Image by : Amit Pasricha
Text and Photographs by Amit Pasricha
Curated by Madhu Kapparath
I grew up in a house on a street at one end of which stood a gurudwara, and on the other, a Hanuman temple. I went to a school run by Catholic missionaries and attended an Anglican Christian college. Somewhere amidst these religious influences of my growing years, the seed for a book was sown.
Religious activities are like parts of a grand symphonic ensemble, and in cities and villages, in forests and mountains, you stumble, at every turn, upon a religious rite, a ritual, a call to prayer. In far-off ruins and forgotten villages, the reprise of an ancient sacred cadence plays on. Down holy rivers and up on frigid mountains, the deep timbre of a chant freezes on the icy air. Everywhere is worship—a constant music.

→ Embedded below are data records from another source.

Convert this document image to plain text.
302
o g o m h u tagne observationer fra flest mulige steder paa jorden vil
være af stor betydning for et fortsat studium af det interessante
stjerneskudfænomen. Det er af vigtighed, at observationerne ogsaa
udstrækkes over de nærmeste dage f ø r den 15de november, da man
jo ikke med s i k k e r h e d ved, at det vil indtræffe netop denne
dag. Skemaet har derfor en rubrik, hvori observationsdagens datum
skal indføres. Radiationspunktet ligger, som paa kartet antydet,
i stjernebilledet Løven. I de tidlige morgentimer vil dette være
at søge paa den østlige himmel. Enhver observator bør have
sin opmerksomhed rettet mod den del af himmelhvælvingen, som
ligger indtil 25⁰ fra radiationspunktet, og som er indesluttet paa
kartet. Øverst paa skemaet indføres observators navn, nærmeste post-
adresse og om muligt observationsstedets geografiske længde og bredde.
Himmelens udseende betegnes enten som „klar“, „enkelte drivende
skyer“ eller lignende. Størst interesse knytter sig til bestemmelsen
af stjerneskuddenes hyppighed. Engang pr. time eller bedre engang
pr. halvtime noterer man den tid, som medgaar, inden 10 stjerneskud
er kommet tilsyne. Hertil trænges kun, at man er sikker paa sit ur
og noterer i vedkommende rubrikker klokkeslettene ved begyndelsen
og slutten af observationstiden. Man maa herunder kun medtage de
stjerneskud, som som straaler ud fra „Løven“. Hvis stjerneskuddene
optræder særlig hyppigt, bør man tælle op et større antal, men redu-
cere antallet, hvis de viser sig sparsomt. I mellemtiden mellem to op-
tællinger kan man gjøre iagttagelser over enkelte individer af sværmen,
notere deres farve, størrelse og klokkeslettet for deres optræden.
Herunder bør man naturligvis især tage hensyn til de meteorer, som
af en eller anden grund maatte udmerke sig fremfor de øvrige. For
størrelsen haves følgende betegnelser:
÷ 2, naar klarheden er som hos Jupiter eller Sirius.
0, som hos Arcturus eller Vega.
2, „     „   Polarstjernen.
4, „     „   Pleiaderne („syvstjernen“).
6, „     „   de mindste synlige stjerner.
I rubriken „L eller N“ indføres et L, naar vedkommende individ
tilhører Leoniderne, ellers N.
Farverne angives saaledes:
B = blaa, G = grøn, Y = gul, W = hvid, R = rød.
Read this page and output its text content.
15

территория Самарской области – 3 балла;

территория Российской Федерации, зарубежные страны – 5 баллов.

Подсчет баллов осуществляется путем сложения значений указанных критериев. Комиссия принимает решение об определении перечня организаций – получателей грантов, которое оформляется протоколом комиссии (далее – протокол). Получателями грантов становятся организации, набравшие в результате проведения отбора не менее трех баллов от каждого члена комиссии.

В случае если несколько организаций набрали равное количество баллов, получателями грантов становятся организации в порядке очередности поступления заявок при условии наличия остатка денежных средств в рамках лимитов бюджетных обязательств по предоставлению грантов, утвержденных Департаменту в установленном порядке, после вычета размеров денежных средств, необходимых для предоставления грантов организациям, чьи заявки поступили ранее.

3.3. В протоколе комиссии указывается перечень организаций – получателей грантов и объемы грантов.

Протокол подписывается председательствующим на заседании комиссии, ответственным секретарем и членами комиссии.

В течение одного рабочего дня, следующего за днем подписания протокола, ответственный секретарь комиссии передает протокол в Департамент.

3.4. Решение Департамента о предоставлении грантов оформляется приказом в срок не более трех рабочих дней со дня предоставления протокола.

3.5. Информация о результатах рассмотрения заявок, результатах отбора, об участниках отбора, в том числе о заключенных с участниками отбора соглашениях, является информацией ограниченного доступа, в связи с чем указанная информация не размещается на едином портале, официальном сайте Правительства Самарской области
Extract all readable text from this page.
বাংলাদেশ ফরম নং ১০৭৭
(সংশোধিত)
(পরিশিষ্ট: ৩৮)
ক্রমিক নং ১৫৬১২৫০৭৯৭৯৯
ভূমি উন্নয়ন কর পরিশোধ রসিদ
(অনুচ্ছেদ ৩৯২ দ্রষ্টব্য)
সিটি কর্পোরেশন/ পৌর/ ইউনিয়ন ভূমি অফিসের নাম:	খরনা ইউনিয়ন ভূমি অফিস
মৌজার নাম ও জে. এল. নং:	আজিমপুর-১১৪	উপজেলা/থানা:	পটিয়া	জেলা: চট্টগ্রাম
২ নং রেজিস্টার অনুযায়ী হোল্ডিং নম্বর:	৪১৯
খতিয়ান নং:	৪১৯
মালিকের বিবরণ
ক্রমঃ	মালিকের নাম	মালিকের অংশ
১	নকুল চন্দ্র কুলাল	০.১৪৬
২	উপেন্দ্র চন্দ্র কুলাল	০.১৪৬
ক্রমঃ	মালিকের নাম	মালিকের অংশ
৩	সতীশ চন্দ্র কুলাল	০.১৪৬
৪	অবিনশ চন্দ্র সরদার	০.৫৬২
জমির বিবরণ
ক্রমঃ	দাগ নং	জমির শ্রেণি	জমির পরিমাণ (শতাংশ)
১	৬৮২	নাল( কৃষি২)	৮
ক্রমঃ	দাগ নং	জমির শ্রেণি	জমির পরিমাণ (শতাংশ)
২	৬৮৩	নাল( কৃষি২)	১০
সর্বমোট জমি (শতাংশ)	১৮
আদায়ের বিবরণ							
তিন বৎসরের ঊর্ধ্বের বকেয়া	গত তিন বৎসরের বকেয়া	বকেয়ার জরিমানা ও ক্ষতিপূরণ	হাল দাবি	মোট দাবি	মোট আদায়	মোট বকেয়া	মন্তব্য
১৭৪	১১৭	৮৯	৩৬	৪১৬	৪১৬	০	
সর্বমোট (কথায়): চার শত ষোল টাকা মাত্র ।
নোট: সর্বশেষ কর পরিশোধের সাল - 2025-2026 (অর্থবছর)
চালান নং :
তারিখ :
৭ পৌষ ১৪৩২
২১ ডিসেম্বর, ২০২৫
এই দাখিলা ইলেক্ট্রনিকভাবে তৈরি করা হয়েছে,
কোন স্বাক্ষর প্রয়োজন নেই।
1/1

When I swept my lens across India, I saw that there was no place where worship had not left its imprint. The sacred was everywhere and history, geography, politics, industry and the pursuit of wealth, culture, science—all of these were run through the same sacred thread.
I photograph in the panoramic medium, where segments of a view are digitally stitched together to create a wide image. My subjects, sometimes teeming, often bore me along physically in their surging celebrations of faith. In this sea of movement, I had to find my shot, part of which was often behind me. There was, besides, the problem of people moving from one frame into the other, creating a blur. I learned how to plan my picture seams in areas of minimal movement and to shoot a sequence at lightning speed. You could say I learned to dance, turning with, and around, the swirl of energy.
About the photographer
This is a selection from Delhi-based Amit Pasricha’s award-winning The Sacred India Book, published in 2009. He is an exponent of panoramic photography, and his third big panoramic title, India at Home, is due for release in October 2016.
[Pictured] HANUMAN STATUE, DELHI
A giant statue of Hanuman, the popular monkey god, looms above a metro overbridge in Delhi. This juxtaposition of the modern with the mythical is typical of the many contradictions of India. In Hindu myth, man, beast and divinity are often seen to easily coalesce into one entity, illustrative of the unity of all created things.